Perhaps this would work best for for you:- Custom hardware accelerator with two masters (one read and one write) - Dual port on-chip RAM with the accelerator masters connected each port - Slave port that you poke new data into the sorted list - Each time a new value comes in you start at the *end* of your list searching backwards to find the spot to insert it - While the step above is happening you use the write port to start moving the read data one memory location further in memory You could also reverse the data order and work your way up in memory addresses too (that would work better if you decided to put your data into SDRAM for example). This will only work efficiently up to a certain point. If you are talking about sorting really big lists of data there are better ways to do this. What I suggest above is O(n) whereas there are O(log2(n)) ways to do this sort of thing which would scale better as the data set grows. Technically you could do this with a custom instruction but you are limiting your possiblities that way, at least with a masting component you can put your data in any memory you want.
Up on the Altera documentation page go to the Nios II section and there should be a document called "custom instruction user guide"... or something along those lines. I suspect that docs like that might get sucked into the main software developer manual at some point so if someone reads this a year from now .... well now you know where it went :)Like DSL and I mentioned in previous notes, if your hardware has a lot of inputs it probably makes more sense for those to live in memory and have your hardware master that memory instead. Custom instructions are good for quick computations with a small data set but they'll have diminishing returns of your software spends all it's time shoving operands to the custom instruction through a series of calls to the hardware.

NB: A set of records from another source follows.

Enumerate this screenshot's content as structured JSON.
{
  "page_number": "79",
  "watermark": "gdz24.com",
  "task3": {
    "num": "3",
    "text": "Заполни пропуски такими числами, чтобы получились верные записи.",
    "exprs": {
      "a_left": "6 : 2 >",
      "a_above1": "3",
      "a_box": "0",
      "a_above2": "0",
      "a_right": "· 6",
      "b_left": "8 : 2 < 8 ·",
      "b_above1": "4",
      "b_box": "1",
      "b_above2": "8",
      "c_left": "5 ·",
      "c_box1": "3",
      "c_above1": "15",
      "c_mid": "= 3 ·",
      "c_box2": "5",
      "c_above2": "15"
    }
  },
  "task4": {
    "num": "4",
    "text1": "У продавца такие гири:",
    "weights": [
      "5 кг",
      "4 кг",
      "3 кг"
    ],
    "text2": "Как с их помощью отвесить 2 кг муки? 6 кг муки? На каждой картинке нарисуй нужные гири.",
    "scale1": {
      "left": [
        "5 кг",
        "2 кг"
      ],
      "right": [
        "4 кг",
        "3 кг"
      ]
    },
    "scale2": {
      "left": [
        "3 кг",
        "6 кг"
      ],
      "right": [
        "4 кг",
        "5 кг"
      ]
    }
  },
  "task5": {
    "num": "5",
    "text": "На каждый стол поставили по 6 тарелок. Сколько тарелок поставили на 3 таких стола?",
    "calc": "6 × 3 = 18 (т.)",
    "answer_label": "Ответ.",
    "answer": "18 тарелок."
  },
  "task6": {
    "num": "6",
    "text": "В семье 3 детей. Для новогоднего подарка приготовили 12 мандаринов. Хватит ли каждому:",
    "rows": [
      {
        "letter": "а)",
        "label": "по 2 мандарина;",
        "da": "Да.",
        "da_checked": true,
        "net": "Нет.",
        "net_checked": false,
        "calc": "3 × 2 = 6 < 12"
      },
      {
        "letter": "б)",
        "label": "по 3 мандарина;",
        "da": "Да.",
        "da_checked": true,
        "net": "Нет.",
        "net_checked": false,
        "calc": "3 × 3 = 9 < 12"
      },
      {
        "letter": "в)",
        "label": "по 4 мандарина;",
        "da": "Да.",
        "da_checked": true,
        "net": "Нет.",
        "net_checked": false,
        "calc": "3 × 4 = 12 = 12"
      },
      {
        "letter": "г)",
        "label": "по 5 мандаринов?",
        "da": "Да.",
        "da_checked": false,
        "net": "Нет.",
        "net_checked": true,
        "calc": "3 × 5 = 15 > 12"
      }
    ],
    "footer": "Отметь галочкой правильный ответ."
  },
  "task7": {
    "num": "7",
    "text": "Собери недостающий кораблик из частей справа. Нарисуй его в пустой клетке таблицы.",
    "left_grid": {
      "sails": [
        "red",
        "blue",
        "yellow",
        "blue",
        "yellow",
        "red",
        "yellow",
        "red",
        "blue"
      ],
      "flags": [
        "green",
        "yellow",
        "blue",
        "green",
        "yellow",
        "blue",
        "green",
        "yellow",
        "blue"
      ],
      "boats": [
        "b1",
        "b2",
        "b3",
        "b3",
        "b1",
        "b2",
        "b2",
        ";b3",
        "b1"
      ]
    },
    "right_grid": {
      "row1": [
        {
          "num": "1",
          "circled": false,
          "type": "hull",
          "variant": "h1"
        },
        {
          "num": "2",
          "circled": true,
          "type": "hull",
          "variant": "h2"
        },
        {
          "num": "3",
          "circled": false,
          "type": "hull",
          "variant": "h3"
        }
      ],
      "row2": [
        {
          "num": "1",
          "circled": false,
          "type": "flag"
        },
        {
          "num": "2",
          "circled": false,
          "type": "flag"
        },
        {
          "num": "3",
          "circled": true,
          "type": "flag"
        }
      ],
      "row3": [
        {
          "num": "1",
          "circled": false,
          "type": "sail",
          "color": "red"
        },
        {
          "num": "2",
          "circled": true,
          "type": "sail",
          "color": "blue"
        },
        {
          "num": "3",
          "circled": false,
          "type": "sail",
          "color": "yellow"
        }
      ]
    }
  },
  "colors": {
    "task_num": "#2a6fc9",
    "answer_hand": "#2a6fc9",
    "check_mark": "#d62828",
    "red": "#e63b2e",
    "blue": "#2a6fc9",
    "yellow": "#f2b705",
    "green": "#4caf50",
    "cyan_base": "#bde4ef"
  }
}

I am doing edge dedection on nios2. I have done it without using custom instruction. now i want to do it with custom instruction and i want to pass 8 inputs to custom instruction. I am not getting enough material like what to do when you have multiple inputs . So can you give me little bit guidance regarding this _?Thanks
You'll either need to use the internal register file or consume multiple custom instructions to pass the information. I don't recall the internal register file having macro support so I typically use use the 'n' bus input to perform different operations with the same hardware. For example n = 0 you can pass the first two input, n = 1 you can pass the next to inputs, etc.... n = 3 pass the last two inputs and execute the edge detect and return a value. Again the custom instruction user guide documents all this stuff so I would read it since we aren't going to type 40+ pages worth of information into a forum post.Edge detection is typically something you operate across an entire frame so performing this operation with a series of custom instruction calls seems inefficient to me. I would have an edge detection block that fetches the entire frame from memory and performs all the operations at once then returns the result to the processor instead of having the processor sending this work to the hardware a piece at a time.